O cenário, de Nello Marrese e Natália Lana, lembra uma residência abandonada à sorte, ao pó, representado pela montanha de areia, pó grosso, espesso, de difícil remoção. Assim como as dores e passagens narradas e interpretadas pela personagem Alzira. O figurino assinado pela atriz é bastante elegante e perfeito. Gosto muito da iluminação de Elisa Tandeta, que faz da luz espaços cênicos, permitindo sombras maquiavélicas e opressoras nas paredes laterais, um corredor-calçada de rua. Ótima luz. Gosto muito da trilha sonora incidental e das músicas escolhidas.

Nos dias de hoje dizer que um espetáculo é ótimo, não basta. Temos que utilizar da hipérbole, do superlativo, para garantir a quem nos lê/escuta que estamos muito impressionados com aquele trabalho. Então, lá vai: a direção de Bruce Gomlevsky é ótima, criativa, correta, inteligente, bárbara (piada interna). Ele consegue tirar o que de melhor tem a atriz, consegue utilizar-se das opções do cenário, luz e figurino, aproveita cada canto do palco, as pausas necessárias, bem como o silêncio. Impõe ao espetáculo um ritmo na medida certa, com marcações precisas.

Bem como a direção, a interpretação de Rita Elmôr é impecável, excelente, brilhante, foda.
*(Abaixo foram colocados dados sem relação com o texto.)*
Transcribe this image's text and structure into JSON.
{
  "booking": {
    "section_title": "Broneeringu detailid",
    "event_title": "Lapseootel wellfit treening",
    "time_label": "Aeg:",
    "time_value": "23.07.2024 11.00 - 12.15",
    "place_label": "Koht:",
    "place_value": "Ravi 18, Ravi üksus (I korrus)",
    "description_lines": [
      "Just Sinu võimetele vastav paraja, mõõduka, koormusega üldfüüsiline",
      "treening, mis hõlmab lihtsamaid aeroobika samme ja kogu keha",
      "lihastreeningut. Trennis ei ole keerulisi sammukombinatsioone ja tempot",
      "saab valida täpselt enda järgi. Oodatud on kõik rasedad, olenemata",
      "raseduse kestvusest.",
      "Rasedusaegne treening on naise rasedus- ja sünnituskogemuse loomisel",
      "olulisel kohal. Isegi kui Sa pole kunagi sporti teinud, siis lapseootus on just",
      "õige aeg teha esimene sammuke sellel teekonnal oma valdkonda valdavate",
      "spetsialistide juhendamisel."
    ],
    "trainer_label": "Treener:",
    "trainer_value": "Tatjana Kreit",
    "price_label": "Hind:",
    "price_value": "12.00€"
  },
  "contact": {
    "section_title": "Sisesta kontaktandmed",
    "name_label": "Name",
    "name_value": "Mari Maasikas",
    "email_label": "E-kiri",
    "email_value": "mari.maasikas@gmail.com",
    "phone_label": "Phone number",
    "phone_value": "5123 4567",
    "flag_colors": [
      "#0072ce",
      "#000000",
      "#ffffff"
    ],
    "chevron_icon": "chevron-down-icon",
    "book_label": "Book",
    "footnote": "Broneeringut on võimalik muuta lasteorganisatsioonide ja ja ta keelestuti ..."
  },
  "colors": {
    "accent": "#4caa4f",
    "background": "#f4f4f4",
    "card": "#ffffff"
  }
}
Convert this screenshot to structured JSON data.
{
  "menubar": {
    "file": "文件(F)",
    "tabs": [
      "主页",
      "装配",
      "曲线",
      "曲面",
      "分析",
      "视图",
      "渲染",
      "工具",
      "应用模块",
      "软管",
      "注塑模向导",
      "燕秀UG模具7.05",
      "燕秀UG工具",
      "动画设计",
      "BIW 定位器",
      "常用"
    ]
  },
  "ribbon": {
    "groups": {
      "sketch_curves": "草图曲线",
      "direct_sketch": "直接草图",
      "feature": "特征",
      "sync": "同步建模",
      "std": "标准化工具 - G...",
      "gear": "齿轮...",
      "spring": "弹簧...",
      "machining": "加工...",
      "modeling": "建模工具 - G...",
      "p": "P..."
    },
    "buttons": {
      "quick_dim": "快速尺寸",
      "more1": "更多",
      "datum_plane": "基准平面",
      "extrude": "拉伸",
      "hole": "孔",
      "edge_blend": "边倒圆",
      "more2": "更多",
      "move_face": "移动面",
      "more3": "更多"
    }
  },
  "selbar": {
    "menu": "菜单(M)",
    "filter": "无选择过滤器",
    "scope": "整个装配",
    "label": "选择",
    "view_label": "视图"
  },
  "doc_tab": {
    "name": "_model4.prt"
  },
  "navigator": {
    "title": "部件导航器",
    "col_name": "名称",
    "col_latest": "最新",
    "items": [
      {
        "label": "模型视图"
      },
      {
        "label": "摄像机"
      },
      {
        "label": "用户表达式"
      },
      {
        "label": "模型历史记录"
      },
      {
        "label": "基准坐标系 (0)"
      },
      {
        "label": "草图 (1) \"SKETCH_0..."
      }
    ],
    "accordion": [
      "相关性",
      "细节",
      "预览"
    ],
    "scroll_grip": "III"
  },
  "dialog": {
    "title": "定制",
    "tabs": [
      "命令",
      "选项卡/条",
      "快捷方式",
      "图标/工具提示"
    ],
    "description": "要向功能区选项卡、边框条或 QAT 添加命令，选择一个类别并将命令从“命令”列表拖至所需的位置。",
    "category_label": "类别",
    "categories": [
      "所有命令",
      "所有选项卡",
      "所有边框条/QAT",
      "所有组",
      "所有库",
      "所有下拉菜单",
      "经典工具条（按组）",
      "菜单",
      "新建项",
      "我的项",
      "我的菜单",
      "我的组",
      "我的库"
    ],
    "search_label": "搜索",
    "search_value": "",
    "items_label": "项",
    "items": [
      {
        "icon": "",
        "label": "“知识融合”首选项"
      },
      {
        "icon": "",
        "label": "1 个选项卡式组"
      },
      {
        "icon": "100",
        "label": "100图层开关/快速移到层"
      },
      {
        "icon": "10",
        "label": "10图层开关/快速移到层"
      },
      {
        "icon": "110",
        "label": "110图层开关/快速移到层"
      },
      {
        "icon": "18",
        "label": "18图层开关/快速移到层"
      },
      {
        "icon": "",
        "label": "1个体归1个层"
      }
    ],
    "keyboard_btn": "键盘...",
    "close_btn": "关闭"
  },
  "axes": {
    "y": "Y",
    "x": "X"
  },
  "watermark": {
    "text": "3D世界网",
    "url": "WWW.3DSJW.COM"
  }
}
Pronto, entenderam o que quero dizer, né? Rita consegue alternar personagens, utilizar sua verve cômica e sua seriedade extrema. Rita vai do sotaque nordestino ao ódio. Da menininha, ao avô, num fôlego só. Sua cena do velho passeando com o cachorro chihuahua numa calçada qualquer é brilhante, impagável. Fiquei boquiaberto. Aplausos também na cena do velório do avô. Rita é incrível. Olhei em seus olhos e disse: "O que mais dizer para você além de 'brilhante'”?. Estivemos juntos num espetáculo em 2007 e desde então minha admiração, carinho e respeito por ela só aumentam.

Não gosto de ser exagerado ao opinar sobre um trabalho, mas neste momento, a emoção pós-peça exige. Faltou luz no teatro no final da récita e Rita teve um insight resolvendo a falta de luz, sem parar o texto. Os Deuses do Teatro devem ter gostado e trouxeram a luz necessária para o término do espetáculo. Raramente uso a expressão "arrebatadora". Daquelas que me fazem ficar de boca aberta com vontade de aplaudir a cada fim de cena. Pois aqui, neste momento digo que encontrei em "Pai" um desses trabalhos arrebatadores. Com mais 4 finais de semana pela frente, tire um tempo e vá conferir de perto este espetáculo. Nada mais gratificante para quem gosta de Teatro do que assistir a um trabalho digno, de qualidade e que só tem a acrescentar a todos nós. Aplausos hiperbólicos e exagerados!